Emboîtant le pas du Bureau du surintendant des institutions financières (BSIF), l’AMF a intégré et étoffé les plus récentes recommandations émises par les organismes d’établissement des normes en ce qui a trait à la communication d’informations sur les risques climatiques. Il s’agit entre autres des normes IFRS S1 (obligations générales) et S2 (obligations en lien avec les changements climatiques) élaborées par le Conseil des normes internationales d’information sur la durabilité. Dans le secteur de l’assurance, l’AMF a également pris en compte les recommandations de l’Association internationale des contrôleurs d’assurance et les principes du Comité de Bâle sur le contrôle bancaire pour une gestion et une surveillance efficaces des risques financiers liés au climat.

La Ligne directrice met en place un échéancier, qui commence à s’appliquer aux institutions financières à l’égard de leur exercice 2024 ou 2025, selon la catégorie que l’AMF leur a attribuée; cette dernière a utilisé plusieurs indicateurs, dont la taille, le niveau de complexité et l’actif net des institutions financières. En juillet 2024, toutes les institutions financières visées devaient avoir été informées de leur catégorisation au moyen d’un courriel de l’AMF.

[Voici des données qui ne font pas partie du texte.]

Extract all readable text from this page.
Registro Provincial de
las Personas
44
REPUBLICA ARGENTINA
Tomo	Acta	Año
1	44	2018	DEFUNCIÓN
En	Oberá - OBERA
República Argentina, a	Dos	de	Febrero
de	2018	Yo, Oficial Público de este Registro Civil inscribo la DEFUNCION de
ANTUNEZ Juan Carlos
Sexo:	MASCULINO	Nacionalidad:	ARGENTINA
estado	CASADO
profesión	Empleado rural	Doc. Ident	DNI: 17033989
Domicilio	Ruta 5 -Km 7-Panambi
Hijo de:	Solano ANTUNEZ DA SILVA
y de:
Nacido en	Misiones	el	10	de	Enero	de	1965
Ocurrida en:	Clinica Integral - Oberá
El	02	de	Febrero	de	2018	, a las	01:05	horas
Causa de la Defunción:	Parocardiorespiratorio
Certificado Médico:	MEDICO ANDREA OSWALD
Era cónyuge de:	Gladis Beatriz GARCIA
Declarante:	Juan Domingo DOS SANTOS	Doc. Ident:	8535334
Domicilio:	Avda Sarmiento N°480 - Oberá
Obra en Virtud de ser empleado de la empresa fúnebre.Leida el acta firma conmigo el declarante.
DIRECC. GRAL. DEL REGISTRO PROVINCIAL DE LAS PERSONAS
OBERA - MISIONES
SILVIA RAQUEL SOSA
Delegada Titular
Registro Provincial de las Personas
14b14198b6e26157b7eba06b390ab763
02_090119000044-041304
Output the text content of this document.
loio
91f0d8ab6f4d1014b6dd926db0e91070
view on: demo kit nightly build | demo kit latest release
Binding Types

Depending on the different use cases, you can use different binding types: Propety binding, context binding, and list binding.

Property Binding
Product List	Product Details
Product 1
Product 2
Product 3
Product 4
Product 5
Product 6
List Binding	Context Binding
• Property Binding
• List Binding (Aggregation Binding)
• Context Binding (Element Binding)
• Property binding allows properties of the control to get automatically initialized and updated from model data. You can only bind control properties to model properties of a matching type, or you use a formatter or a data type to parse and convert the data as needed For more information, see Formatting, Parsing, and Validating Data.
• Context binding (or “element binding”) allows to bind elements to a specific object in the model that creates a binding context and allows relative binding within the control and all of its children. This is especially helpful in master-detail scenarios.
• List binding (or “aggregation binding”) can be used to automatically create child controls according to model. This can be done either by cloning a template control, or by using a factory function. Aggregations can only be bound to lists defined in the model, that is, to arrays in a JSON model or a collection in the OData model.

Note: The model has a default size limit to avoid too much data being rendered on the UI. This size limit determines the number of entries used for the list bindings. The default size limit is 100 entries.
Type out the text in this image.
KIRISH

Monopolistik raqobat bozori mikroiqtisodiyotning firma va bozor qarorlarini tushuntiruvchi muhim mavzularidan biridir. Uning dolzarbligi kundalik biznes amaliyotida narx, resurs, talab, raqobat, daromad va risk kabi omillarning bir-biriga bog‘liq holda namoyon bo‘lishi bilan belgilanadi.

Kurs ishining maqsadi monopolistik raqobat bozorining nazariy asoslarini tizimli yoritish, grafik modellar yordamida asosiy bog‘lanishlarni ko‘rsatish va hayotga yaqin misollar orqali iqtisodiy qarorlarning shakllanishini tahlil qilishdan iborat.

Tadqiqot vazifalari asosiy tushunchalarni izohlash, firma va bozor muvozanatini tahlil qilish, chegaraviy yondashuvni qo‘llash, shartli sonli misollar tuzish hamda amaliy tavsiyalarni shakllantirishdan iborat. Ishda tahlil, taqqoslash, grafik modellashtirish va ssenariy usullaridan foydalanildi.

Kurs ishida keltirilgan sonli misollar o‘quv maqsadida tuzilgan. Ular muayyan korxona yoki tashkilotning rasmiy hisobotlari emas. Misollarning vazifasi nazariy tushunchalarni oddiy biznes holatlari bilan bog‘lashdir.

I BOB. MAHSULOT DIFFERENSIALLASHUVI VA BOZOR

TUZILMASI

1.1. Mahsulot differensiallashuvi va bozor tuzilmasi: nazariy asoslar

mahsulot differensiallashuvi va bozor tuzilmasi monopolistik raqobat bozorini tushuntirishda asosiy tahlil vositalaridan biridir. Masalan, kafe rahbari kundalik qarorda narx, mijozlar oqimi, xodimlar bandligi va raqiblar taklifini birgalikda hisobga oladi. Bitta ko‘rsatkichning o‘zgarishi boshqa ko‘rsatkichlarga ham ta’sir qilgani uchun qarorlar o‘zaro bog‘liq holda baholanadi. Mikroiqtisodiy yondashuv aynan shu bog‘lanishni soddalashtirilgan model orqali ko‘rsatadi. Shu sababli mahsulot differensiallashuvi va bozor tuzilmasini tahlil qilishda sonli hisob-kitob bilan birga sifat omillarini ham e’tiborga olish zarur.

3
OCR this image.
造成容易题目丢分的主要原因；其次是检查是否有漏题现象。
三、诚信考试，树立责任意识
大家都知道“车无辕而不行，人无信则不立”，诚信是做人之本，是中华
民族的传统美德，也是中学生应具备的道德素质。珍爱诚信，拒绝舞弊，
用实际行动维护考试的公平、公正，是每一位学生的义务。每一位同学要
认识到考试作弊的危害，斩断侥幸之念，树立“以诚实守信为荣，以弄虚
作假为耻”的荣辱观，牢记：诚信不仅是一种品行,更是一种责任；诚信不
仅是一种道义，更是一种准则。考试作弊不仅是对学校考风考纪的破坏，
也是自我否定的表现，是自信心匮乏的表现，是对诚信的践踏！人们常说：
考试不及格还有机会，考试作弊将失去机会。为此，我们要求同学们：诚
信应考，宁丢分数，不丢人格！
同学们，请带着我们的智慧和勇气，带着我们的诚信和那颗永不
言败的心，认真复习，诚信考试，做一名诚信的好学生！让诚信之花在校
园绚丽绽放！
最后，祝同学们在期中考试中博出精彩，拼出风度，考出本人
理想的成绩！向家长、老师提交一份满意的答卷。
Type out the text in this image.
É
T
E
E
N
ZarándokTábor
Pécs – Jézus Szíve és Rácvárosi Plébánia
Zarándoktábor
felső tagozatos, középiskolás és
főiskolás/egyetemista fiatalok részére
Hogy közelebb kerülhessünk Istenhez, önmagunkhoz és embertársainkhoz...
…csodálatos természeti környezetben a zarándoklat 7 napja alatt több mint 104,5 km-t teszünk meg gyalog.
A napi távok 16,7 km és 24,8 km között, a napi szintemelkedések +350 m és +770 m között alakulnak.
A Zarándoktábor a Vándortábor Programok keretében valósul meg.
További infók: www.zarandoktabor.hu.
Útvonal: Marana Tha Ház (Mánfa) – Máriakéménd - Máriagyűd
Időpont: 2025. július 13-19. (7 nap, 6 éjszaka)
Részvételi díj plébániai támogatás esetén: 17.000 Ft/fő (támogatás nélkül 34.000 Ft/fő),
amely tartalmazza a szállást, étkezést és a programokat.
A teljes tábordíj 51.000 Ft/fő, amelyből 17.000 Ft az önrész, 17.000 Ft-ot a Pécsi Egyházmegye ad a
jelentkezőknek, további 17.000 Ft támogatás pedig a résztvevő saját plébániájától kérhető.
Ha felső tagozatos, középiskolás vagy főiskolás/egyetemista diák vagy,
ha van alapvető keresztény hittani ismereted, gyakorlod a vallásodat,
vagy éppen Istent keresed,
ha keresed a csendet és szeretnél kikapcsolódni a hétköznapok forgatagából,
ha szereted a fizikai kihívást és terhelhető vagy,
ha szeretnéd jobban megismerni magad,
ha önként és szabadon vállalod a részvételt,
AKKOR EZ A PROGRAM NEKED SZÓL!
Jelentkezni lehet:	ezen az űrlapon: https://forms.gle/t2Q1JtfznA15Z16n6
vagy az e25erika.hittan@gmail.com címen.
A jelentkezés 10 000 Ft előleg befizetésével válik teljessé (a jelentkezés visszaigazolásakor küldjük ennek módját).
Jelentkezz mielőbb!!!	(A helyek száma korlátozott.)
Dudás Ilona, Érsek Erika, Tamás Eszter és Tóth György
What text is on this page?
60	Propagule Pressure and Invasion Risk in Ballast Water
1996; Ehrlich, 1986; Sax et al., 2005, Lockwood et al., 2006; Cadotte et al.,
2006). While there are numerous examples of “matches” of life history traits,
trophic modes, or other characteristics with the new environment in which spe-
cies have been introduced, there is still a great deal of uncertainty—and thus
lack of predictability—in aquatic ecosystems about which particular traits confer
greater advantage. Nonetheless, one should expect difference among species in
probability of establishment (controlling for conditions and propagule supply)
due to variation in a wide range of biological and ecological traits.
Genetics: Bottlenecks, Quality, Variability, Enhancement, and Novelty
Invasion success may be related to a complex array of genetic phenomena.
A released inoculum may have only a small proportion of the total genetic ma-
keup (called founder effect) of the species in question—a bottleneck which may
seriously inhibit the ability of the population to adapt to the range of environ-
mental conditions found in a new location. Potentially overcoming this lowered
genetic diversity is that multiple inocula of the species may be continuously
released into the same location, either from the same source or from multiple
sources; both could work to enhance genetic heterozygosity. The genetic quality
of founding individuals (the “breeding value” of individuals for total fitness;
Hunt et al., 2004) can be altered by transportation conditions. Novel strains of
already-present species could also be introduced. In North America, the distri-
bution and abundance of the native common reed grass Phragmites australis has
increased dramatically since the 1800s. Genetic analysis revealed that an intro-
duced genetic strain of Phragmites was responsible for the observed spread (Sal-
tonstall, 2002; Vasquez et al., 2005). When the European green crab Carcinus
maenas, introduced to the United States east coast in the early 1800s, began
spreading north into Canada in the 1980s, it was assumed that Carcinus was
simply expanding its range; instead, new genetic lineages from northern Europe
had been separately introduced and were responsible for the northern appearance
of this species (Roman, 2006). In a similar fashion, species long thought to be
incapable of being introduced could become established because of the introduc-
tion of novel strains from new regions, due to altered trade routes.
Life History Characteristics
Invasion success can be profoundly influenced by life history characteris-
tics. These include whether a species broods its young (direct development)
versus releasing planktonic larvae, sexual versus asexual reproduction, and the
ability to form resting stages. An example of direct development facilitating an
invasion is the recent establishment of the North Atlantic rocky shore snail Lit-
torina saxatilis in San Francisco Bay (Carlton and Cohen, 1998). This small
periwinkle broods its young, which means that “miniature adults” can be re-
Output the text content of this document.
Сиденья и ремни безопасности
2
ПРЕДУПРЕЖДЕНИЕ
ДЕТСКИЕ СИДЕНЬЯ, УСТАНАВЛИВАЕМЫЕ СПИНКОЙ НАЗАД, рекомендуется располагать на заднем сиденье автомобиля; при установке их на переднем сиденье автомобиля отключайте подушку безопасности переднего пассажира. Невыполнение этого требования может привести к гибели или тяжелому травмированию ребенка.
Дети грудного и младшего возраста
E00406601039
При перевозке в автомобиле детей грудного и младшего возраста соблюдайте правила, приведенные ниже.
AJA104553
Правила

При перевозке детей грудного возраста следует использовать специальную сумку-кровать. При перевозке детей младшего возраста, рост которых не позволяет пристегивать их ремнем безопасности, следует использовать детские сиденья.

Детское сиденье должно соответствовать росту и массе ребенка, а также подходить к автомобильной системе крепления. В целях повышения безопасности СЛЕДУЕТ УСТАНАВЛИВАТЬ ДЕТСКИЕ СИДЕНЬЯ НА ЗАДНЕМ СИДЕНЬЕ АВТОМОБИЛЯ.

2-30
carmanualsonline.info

Le présent article dresse un sommaire des attentes énoncées dans la Ligne directrice, des prochaines phases d’application de la Ligne directrice, ainsi que de l’interaction avec les populaires normes volontaires IFRS S1 et S2.

Importation, mais également élargissement des cadres de présentation d’information volontaires les plus populaires

La Ligne directrice intègre les normes IFRS S1 et S2 en y apportant des ajustements personnalisés pour le secteur financier. Il s’agit d’un écart obligé de la stratégie initiale de l’AMF visant à se conformer aux recommandations du Groupe de travail sur l’information financière relative aux changements climatiques (GIFCC), qui a officiellement été dissous afin d’être remplacé par les normes IFRS S1 et S2.

En conséquence, toute institution financière visée par la Ligne directrice qui présentait auparavant son information financière en conformité avec le cadre du GIFCC devra apporter quelques ajustements – principalement étoffer l’information existante. Quelle sera l’ampleur de ces efforts?

À cette fin, l’IFRS Foundation a publié une comparaison des obligations aux termes de la norme IFRS S2 et des recommandations du GIFCC1. Essentiellement, la norme IFRS S2 s’appuie sur les recommandations du GIFCC, mais impose de nouvelles obligations, y compris des obligations incombant aux sociétés de divulguer des mesures fondées sur le secteur d’activité, de l’information sur leur utilisation prévue de crédits de carbone pour atteindre leurs cibles d’émissions nettes de gaz à effet de serre (GES) et de l’information supplémentaire sur leurs émissions financées.

En outre, comme il est expliqué plus en détail ci-après, la Ligne directrice va au-delà de la portée originale des recommandations du GIFCC ou des normes IFRS S1 et S2 en ajoutant deux piliers additionnels qui se rapportent plus particulièrement aux institutions financières, soit : i) la suffisance du capital et des liquidités; et ii) le traitement équitable des clients.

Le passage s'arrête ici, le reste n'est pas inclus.